Two manners of acting present themselves to those who want to become propagators of new ideas. One is calm, scientific discussion, without renouncing anything of principles, to report them, and comment on them with a fine courtesy and firm restraint. This process consists of injecting truth drop by drop into minds that are already prepared, elite intelligences, still beset by error, but animated by good will. Missionaries of Liberty, preachers with smiling faces and caressing voices, (but not hypocrites,) with the honey of their words they pour conviction into the hearts of those who listen to them; they initiate into the knowledge of truth those who have a feeling for it. The other is bitter argument, although scientific as well, but which, standing firm in the principles as in a coat of mail, arms itself with Scandal as with an axe, to strike redoubled blows on the skulls of the prejudiced, and force them to move under their thick covering.

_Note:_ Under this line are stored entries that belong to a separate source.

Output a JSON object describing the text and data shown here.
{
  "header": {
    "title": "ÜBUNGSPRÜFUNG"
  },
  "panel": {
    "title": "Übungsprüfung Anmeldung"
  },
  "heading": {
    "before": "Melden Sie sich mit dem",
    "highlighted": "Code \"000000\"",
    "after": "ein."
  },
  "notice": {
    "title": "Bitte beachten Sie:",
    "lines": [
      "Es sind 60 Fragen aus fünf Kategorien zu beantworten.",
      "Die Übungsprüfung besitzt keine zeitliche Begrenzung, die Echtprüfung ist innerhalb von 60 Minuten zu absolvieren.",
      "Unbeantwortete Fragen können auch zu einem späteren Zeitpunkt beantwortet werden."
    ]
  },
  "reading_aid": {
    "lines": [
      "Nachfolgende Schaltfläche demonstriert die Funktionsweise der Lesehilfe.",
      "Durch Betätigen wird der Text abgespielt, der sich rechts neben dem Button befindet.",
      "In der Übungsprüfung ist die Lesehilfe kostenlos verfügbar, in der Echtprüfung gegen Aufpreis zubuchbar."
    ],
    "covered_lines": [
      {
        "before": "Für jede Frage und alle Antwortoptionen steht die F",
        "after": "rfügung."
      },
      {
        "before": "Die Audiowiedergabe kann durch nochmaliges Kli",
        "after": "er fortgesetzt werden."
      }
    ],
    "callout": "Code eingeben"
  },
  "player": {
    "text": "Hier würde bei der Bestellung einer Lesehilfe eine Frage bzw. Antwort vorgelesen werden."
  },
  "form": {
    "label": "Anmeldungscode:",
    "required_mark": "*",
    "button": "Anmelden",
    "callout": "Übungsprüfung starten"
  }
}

For those, there are no words blistering enough, no expressions cutting enough to shatter all these ignorances of hardened steel, that that dark and weighty armor that blinds and deafens the dull masses of the people. All is good to them–the sharp sting and the boiling oil—in order to make these apathetic minds tremble to their heart of hearts, under their tortoise shells, and to make resonate, by tearing at them, these fibers which do not ring out. Aggressive circulators, wandering damned and damnators, they march, bloodthirsty and bleeding, sarcasm on the lips, the idea before them, torch in the hand, across hatreds and hisses, to the accomplishment of their fateful task; they convert as the spirit of hell converts: by bite and fire.

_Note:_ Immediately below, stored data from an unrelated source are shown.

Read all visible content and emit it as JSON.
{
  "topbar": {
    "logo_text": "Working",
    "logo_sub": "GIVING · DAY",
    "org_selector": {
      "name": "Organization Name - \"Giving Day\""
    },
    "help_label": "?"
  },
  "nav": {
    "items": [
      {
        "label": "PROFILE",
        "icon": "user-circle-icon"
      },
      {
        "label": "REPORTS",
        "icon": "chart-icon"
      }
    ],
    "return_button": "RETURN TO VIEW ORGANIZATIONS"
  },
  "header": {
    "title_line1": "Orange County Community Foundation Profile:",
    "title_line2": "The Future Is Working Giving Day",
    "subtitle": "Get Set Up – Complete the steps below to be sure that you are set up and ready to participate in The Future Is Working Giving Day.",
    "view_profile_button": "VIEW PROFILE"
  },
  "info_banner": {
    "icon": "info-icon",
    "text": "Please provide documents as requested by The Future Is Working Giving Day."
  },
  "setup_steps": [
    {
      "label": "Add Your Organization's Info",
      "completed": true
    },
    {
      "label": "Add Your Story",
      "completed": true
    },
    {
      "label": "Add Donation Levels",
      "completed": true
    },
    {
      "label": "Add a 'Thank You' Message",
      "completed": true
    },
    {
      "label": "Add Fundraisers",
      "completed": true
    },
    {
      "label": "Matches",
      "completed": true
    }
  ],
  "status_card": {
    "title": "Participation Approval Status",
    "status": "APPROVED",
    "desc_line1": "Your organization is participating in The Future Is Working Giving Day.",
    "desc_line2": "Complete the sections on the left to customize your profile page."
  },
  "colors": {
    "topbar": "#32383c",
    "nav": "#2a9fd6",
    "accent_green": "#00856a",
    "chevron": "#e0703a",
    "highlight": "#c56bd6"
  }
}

Ultimately, however, it will probably take a closer examination of the arguments in the more “scientific” essays to determine if Déjacque’s general position shifted. What we probably can say safely right now is that he associated anarchism with both parts of the project.

The final appearance of anarchism is in the final issue of Le Libertaire, in the first section of an essay “On Religion” that remained unfinished when the paper ceased publication. The essay begins:

What is Religion? What must it be?

What is Religion today? It is the immutable synthesis of all errors, ancient and modern, the affirmation of absolutist arbitrariness, the negation of attractional anarchism, it is the principle and consecration of every inertism in humanity and universality, the petrification of the past, its permanent  immobilization.

What must it be? The evolving synthesis of all the contemporary truths; perpetual observation and unification; the progressive organization of all the recognized sciences,  gravitating from the present to the future, from the known to the unknown, from the finite to the infinite; the negation of arbitrary absolutism and the affirmation of attractional anarchism; the principle and consecration of every movement in humanity and universality, the pulverization of the past and its rising regeneration in the future, it’s permanent revolution.

Perhaps here we have some partial resolution of the questions just raised, if “attractional anarchism” is a principle of movement, a universal tendency that explains and “consecrates” that “permanent revolution” that we cannot help associating with Proudhon. But I’m inclined to think that at this stage, so early in the evolution of this part of the anarchist vocabulary, we are likely to find, even after we dig much more deeply into the remainder of Déjacque’s works, that not all of the pieces fit neatly together.

But perhaps that should be no surprise, as it is unclear that the second emergence of anarchism was ever any more successful in reconciling all the tensions that emerged along with it.